Overview
For drilling, there are three basic criteria to consider when selecting a drill: material, coating and geometric characteristics.
1. Material
The materials used for drilling can be broadly categorized into three categories: high-speed steel, cobalt high-speed steel, and solid carbide.
High Speed Steel:
High speed steel has been a popular choice for cutting tools since 1910 and has been in use for over a century. It is currently the most widely used and economically priced material for cutting tools. These bits can be used in both hand drills and more stable setups, such as drills. Additionally, high-speed steel tools can be sharpened multiple times, which is another reason for their lasting popularity. Due to its low cost, high-speed steel is not only used to make drills, but also to make lathe tools.
Cobalt HSS :
It has superior hardness and red hardness compared to high speed steel. High hardness results in better wear resistance, but also reduces some of the toughness. Like high-speed steels, they can be resharpened to extend their life.
Carbide:
Carbide is a composite material composed of a metallic matrix, with tungsten carbide serving as the matrix and other materials acting as the bonding agent. Carbide production involves a complex series of processes, including sintering by hot isostatic pressing.

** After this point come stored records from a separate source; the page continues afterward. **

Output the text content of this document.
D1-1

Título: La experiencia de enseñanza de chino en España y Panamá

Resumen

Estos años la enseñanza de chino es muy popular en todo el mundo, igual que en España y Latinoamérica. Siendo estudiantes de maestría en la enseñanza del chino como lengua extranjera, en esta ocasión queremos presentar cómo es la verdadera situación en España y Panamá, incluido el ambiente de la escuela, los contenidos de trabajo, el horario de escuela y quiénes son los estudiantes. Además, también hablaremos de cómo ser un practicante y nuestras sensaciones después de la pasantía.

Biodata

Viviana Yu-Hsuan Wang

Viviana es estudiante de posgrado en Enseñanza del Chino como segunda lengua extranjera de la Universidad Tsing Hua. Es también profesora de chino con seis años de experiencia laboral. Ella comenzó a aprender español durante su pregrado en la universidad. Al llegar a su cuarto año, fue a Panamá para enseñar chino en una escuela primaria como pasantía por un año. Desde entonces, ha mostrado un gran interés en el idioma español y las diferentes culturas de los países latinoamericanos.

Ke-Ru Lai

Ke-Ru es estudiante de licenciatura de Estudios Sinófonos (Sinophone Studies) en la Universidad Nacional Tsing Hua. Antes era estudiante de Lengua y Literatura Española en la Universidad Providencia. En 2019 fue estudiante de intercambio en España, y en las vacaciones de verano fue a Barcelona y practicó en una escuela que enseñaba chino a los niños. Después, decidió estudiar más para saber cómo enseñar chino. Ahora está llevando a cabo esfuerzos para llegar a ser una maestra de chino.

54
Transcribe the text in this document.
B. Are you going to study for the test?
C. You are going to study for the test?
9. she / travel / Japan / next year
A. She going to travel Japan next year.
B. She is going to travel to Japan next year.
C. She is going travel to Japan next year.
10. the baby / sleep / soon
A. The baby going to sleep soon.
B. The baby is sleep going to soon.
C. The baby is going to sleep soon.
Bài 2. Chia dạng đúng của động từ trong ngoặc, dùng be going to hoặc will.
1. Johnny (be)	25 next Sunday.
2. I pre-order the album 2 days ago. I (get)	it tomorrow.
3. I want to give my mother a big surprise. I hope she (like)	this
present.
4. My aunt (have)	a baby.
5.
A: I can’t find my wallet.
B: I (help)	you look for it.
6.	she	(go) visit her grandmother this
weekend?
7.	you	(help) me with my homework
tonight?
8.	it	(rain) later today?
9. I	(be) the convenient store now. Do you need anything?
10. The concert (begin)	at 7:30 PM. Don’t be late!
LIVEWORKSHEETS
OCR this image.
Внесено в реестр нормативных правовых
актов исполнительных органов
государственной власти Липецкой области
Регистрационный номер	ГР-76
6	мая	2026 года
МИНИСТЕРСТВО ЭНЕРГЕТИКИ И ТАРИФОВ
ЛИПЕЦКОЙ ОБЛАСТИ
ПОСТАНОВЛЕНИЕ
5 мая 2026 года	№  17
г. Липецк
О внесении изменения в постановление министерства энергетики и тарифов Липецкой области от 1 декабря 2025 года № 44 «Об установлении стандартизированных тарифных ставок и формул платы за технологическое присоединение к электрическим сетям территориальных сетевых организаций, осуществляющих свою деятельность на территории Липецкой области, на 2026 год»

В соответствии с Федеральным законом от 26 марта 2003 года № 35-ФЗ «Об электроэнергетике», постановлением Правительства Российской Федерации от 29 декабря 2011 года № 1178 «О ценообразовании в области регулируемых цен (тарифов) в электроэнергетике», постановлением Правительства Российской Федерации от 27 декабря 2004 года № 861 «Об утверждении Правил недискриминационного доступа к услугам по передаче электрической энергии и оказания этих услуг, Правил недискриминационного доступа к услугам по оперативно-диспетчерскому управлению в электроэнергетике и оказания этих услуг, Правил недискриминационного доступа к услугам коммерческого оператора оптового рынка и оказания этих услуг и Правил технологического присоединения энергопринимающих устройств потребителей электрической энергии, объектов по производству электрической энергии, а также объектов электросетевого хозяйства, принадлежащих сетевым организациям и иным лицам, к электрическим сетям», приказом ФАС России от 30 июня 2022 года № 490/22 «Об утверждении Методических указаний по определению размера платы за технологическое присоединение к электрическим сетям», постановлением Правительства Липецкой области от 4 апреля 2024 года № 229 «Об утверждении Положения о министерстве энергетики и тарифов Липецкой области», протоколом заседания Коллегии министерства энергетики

In terms of hardness, red hardness, wear resistance, etc., carbide surpasses high-speed steel. However, the cost of carbide tools is significantly higher than that of high-speed steel.
Despite the cost, carbide offers benefits in terms of tool life and machining speed when compared to other tool materials. To maintain the quality of carbide tools during repeated grinding, it is necessary to use professional grinding tools.
2. Coating
Coatings can be roughly divided into the following 5 types according to the scope of use:
Uncoated
Bare tools are the most economical option and are typically used to machine softer materials such as aluminum alloys and carbon steel.
Black Oxide Coating
Oxidized coatings offer better lubrication compared to uncoated tools, as well as greater resistance to oxidation and heat. This type of coating can extend tool life by more than 50%.
Titanium Nitride Coating
Titanium nitride is the most commonly used coating material. However, it is not suitable for machining materials with high hardness and high processing temperatures.
Titanium carbonitride coating
Titanium carbonitride is an advancement of titanium nitride and offers greater temperature and wear resistance. It is typically purple or blue in color. This coating has been used in Haas shops for machining cast iron components.
Aluminum Nitride Coating
Titanium nitride coating is highly resistant to high temperatures, making it suitable for use in high-temperature cutting environments such as processing high-temperature alloys, steel and stainless steel. However, it is important to note that chemical reactions may occur during the processing of aluminum-containing materials, since the coating contains aluminum elements. To avoid these reactions, it is best to avoid processing materials containing aluminum.
In general, using cobalt-containing diamond with titanium carbonitride or titanium nitride coatings is a more economical solution.
3. Geometric f foods
Geometric characteristics can be divided into the following 3 parts:
Length
The term “double diameter” refers to the relationship between length and diameter. The stiffness of a drill improves as the diameter decreases. To increase tool life and improve rigidity during machining, it is best to choose a drill with appropriate chip length for chip removal and the shortest possible overhang length. Insufficient blade length may cause damage to the bit.
Drill tip angle
The 118° drill tip angle is a commonly used angle in machining and is typically used for softer metals such as mild steel and aluminum. This angle design typically does not have a self-centering feature, which means you must first drill a center hole.
On the other hand, the 135° drill tip angle generally has a self-centering function, eliminating the need to drill a center hole separately, saving time.
Helix angle
For most materials, a helix angle of 30° is a suitable option. However, for applications that require better chip removal and greater cutting edge strength, a drill with a smaller helix angle may be preferred. When machining difficult materials such as stainless steel, a drill with a larger helix angle may be better suited to better transfer torque.